かつての、完全に神に捧げられた共同体の理想、預言者マホメットの正しい後継者に率いられ、アラーの意志への服従のためにのみ存する共同体という理想を、大多数のイスラム教徒は、こうして不本意ながら放棄したのである。だが全部がそうしたわけではない。頑固な理想主義者たちはもとの理想に固執し、やがて異端者となった。彼らの多くは、預言者マホメットの女婿アリーの後裔のみが、真に信徒の共同体を率いる指導者たるに価すると主張した。アリーの直系が十二代目で絶えたとき、彼らのある者は、預言者マホメットの真の後継者はこの手のつけられぬほどの邪悪な世界から一時身を退いたのだ、だが将来いつか戻って来て、恐るべき復讐の罰を、真理をねじ曲げアラーの命に背いた者共に下すであろう、と論じた。極端な派閥争いから多数の分派を生じたが、そのあるものは、アッバース朝をはじめ、妥協を知らぬ彼らの理想に少しでも欠けるところのある現実のすべての体制に対して、徹底的に否定する革命的態度を貫いた。これらの集団はシーア派と総称される。それに対して、アッバース朝の政策にもとづいて決められた枠内で、生を送ることを望む大多数の者はスンナ派と呼ばれている。
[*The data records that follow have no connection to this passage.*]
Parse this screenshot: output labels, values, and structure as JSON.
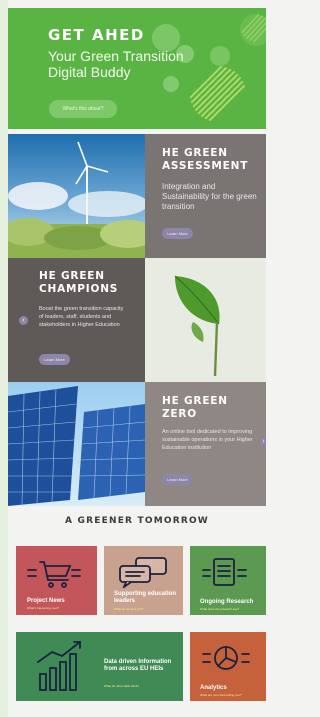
{
  "hero": {
    "logo": "GET AHED",
    "tagline": "Your Green Transition Digital Buddy",
    "cta_label": "What's this about?"
  },
  "assessment": {
    "title_line1": "HE GREEN",
    "title_line2": "ASSESSMENT",
    "body": "Integration and Sustainability for the green transition",
    "button": "Learn More",
    "next": "›"
  },
  "champions": {
    "title_line1": "HE GREEN",
    "title_line2": "CHAMPIONS",
    "body": "Boost the green transition capacity of leaders, staff, students and stakeholders in Higher Education",
    "button": "Learn More",
    "prev": "‹"
  },
  "zero": {
    "title_line1": "HE GREEN",
    "title_line2": "ZERO",
    "body": "An online tool dedicated to improving sustainable operations in your Higher Education institution",
    "button": "Learn More",
    "next": "›"
  },
  "greener": {
    "title": "A GREENER TOMORROW",
    "cards": [
      {
        "label": "Project News",
        "sub": "What's happening now?"
      },
      {
        "label": "Supporting education leaders",
        "sub": "What do we give you?"
      },
      {
        "label": "Ongoing Research",
        "sub": "What does the research say?"
      },
      {
        "label": "Data driven Information from across EU HEIs",
        "sub": "What do other HEIs think?"
      },
      {
        "label": "Analytics",
        "sub": "What are your data telling you?"
      }
    ]
  },
  "colors": {
    "hero_green": "#5ab443",
    "panel_grey": "#7a7473",
    "panel_grey_dark": "#5f5a58",
    "news_card": "#c2565a",
    "leaders_card": "#c9a18f",
    "research_card": "#5c9a52",
    "data_card": "#3f8a55",
    "analytics_card": "#c5623c"
  }
}
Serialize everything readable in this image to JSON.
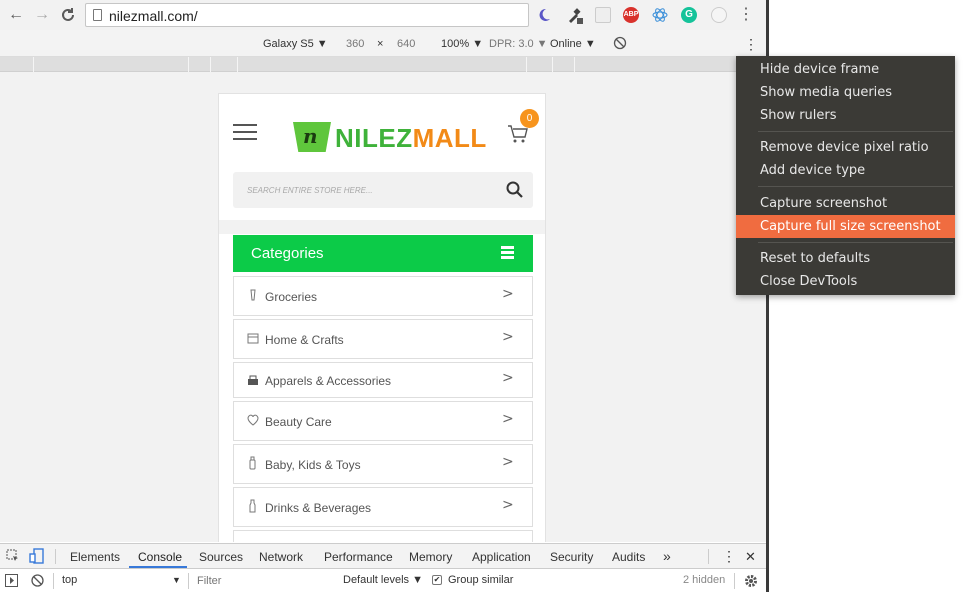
{
  "browser": {
    "url": "nilezmall.com/",
    "nav": {
      "back": "←",
      "forward": "→",
      "reload": "C"
    },
    "extensions": [
      "night-mode-icon",
      "eyedropper-icon",
      "ext-square-icon",
      "adblock-icon",
      "react-icon",
      "grammarly-icon",
      "ext-circle-icon"
    ],
    "adblock_label": "ABP",
    "grammarly_label": "G",
    "menu": "⋮"
  },
  "device_toolbar": {
    "device": "Galaxy S5 ▼",
    "width": "360",
    "times": "×",
    "height": "640",
    "zoom": "100% ▼",
    "dpr": "DPR: 3.0 ▼",
    "network": "Online ▼",
    "more": "⋮"
  },
  "site": {
    "logo_nilez": "NILEZ",
    "logo_mall": "MALL",
    "logo_bag_letter": "n",
    "cart_count": "0",
    "search_placeholder": "SEARCH ENTIRE STORE HERE...",
    "categories_title": "Categories",
    "categories": [
      {
        "label": "Groceries",
        "icon": "groceries-icon"
      },
      {
        "label": "Home & Crafts",
        "icon": "home-crafts-icon"
      },
      {
        "label": "Apparels & Accessories",
        "icon": "apparel-icon"
      },
      {
        "label": "Beauty Care",
        "icon": "beauty-icon"
      },
      {
        "label": "Baby, Kids & Toys",
        "icon": "baby-icon"
      },
      {
        "label": "Drinks & Beverages",
        "icon": "drinks-icon"
      }
    ],
    "chevron": ">"
  },
  "devtools": {
    "tabs": [
      "Elements",
      "Console",
      "Sources",
      "Network",
      "Performance",
      "Memory",
      "Application",
      "Security",
      "Audits"
    ],
    "active_tab": "Console",
    "more_tabs": "»",
    "menu": "⋮",
    "close": "✕",
    "context": "top",
    "context_arrow": "▼",
    "filter_placeholder": "Filter",
    "levels": "Default levels ▼",
    "group_similar": "Group similar",
    "hidden_count": "2 hidden"
  },
  "context_menu": {
    "items": [
      "Hide device frame",
      "Show media queries",
      "Show rulers",
      "Remove device pixel ratio",
      "Add device type",
      "Capture screenshot",
      "Capture full size screenshot",
      "Reset to defaults",
      "Close DevTools"
    ],
    "highlighted": "Capture full size screenshot",
    "highlight_color": "#f06c40"
  }
}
スンナ、シーア両派の抗争はイスラムの全歴史を貫いて今日までつづいている。同様に、アッバース朝が妥協して、世俗の政府の職権に設けたさまざまな制限は、以後すべてのイスラム国家の政府の政策に影響した。

律法が政治権力とは独立して自律的に運用されたことの必然的結果として重要なのは、イスラムの政治的実権者が、他の宗教集団の指導者たちに対して、ウラマーがイスラム教徒の生活を指導したのと同じように、それぞれの信者を、個人的、宗教的な事柄について、指導し規制してくれるように期待したということである。そこで、キリスト教徒やユダヤ教徒の集団に広範な自律性が保証された。

イスラムの掟のもうひとつ重要な意味は、個人はイスラム教を全面的に受け入れるか、全然拒否してしまうかのどちらかでなければならないとする点である。曖昧な態度は不可能である。マホメットがアラーの最後にして唯一の権威ある預言者であり、聖なる律法は、そのあらゆる細部にいたるまで、アラーの人間に対する意志を真に表現したものであるとするか、あるいは、そのような説はまったくの偽りとするかの、ふたつにひとつである。論理的に言って中間点は存在しないし、実際そのようなことを主張した者もほとんどいなかった。イスラム教は、その先駆であるユダヤ教やキリスト教の持つ教義上の不寛容性を受け継ぎ、一層徹底させたのである。